Der zentrale Kern: Die Zener Diode
Kurz zur Technik: Eine Zener-Diode ist als Kontrollelement für Audio geradezu prädestiniert, das kann man schön am Kurvenverlauf der U-I Kennlinie sehen. Der Nachteil ist allerdings, dass man das Signal auf ein paar hundert Millivolt quetschen muss, sonst gibt es massig Übersteuerung. Das stellt dann wiederum hohe Ansprüche an den Aufholverstärker – der muss schon sehr rauscharm und verzerrungsfrei sein, um musikalisch sinnvolle Ergebnisse zu erzielen. Und so war eines der wichtigsten Komponenten eines Zener-Limiters immer schon der Aufholverstärker.
Robuste Kiste
Natürlich reizen einen analoge Gerätschaften immer, unter die Haube zu schauen.
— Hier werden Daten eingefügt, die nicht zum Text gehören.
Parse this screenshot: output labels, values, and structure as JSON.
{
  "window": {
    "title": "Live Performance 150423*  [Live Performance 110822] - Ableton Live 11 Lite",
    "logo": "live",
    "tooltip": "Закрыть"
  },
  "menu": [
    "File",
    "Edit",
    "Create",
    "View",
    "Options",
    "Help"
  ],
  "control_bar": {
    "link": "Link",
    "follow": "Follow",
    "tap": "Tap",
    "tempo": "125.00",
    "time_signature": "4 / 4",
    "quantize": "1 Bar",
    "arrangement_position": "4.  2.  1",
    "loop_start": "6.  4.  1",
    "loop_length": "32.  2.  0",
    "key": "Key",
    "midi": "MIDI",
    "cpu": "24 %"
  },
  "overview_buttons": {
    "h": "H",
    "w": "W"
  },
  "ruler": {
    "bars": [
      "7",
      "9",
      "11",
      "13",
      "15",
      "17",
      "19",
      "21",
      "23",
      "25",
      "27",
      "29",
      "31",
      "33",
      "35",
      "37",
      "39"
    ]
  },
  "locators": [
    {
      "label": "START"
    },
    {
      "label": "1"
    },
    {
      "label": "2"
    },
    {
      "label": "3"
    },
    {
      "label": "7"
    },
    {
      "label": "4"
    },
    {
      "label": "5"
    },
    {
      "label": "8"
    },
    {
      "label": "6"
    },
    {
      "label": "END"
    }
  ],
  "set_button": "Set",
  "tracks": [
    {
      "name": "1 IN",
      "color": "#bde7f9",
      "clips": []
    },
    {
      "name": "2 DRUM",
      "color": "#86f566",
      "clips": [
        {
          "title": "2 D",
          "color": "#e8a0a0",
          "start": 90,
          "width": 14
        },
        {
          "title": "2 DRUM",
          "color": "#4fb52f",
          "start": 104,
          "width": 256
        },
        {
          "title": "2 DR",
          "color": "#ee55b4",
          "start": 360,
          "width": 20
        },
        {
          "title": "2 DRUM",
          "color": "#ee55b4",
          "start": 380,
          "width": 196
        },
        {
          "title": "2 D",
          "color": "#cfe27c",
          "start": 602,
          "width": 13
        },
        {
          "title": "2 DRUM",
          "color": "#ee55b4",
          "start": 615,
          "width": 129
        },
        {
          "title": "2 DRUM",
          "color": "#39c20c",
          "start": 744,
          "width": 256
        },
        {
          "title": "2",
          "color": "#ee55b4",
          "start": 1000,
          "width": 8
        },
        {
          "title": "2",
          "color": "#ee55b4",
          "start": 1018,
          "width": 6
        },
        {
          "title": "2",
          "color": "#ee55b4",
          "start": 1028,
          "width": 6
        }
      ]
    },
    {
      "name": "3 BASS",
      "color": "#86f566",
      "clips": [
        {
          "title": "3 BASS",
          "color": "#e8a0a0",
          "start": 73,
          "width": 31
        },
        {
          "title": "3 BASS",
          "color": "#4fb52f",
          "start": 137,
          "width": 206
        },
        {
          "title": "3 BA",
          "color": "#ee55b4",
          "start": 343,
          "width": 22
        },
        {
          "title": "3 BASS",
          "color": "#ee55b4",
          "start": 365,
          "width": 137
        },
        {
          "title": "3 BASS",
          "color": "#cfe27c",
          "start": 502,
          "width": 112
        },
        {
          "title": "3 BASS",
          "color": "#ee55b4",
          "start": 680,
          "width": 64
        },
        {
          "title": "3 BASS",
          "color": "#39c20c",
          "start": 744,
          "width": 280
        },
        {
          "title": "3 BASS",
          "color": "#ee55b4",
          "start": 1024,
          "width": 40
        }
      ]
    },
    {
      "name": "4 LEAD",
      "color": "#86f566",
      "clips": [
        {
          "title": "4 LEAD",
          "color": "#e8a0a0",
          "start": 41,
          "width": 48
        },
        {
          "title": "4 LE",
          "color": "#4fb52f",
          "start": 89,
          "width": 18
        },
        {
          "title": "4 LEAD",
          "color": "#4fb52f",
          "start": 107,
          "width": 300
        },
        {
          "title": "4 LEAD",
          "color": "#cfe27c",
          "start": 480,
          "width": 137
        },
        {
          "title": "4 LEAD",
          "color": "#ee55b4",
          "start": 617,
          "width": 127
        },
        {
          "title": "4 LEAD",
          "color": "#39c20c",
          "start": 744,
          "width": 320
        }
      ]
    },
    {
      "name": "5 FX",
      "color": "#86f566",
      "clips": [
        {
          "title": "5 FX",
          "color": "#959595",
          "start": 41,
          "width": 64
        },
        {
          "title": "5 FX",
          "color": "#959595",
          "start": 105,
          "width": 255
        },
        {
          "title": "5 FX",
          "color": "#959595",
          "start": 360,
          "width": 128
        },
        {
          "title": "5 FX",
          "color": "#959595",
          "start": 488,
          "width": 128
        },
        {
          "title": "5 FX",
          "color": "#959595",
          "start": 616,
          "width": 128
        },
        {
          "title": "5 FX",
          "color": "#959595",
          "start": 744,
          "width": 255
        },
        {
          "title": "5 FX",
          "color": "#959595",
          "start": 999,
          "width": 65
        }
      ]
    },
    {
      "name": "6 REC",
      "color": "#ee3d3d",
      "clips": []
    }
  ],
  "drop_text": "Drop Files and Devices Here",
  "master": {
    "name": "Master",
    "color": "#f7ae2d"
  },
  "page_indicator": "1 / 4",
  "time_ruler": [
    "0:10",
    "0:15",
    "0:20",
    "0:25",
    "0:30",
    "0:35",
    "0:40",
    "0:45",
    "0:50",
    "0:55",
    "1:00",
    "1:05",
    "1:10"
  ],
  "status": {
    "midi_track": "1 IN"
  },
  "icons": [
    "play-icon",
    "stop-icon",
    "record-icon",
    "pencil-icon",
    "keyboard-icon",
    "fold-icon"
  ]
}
Gemacht, getan. Das Innere des Zener Limiter TG12413 ist sehr aufgeräumt. Großzügig auf der Platine verteilt, beinahe so groß wie der Gehäuseboden, liegen die Bauteile.
Eine flächendeckende Grundplatte, vermutlich verzinnt, ist der optisch dominierende Faktor. Alle Schalter und Regler sind fest mit der Frontplatte verschraubt und mit hochpräzisen Widerständen und Lorlin-Schalter mit Goldkontakten realisiert. Man sieht: Ein- und Ausgangsübertrager sind räumlich getrennt und selbst die Kondensatoren haben eine Schutzhülle an ihren Beinen. Nicht zu letzt die verdrillten Kabel zeugen hier von sauberer Handarbeit.
Überblickt man die Komponenten, fällt einem auf, dass erstens keine SMD-Bauteile und zweitens keine ICs zum Einsatz kommen, alles ist diskret aufgebaut – keine OpAmps weit und breit. Diskret heißt übrigens nicht immer besser, wie ja der Marketing-Pitch der letzten Jahre verheißt. Im Prinzip heißt diskret eigentlich nur, schwerer gleich gut hinzukriegen wie mit OpAmps – wenn ich etwas überspitzt formulieren darf. Ein diskreter Aufbau stellt zumindest höhere Anforderungen an das Bauteile-Layout, die Signalführung und die Wärmekopplung.
Kein integriertes Netzteil beim Chandler Limiter
Was aber auch auffällt: Es ist kein Netzteil integriert. Dieses muss extra erworben werden (301,- Euro), zusammen mit dem entsprechenden (und recht schmächtigen) Netzgerätekabel in 4-Pol-XLR-Ausführung (59,- Euro).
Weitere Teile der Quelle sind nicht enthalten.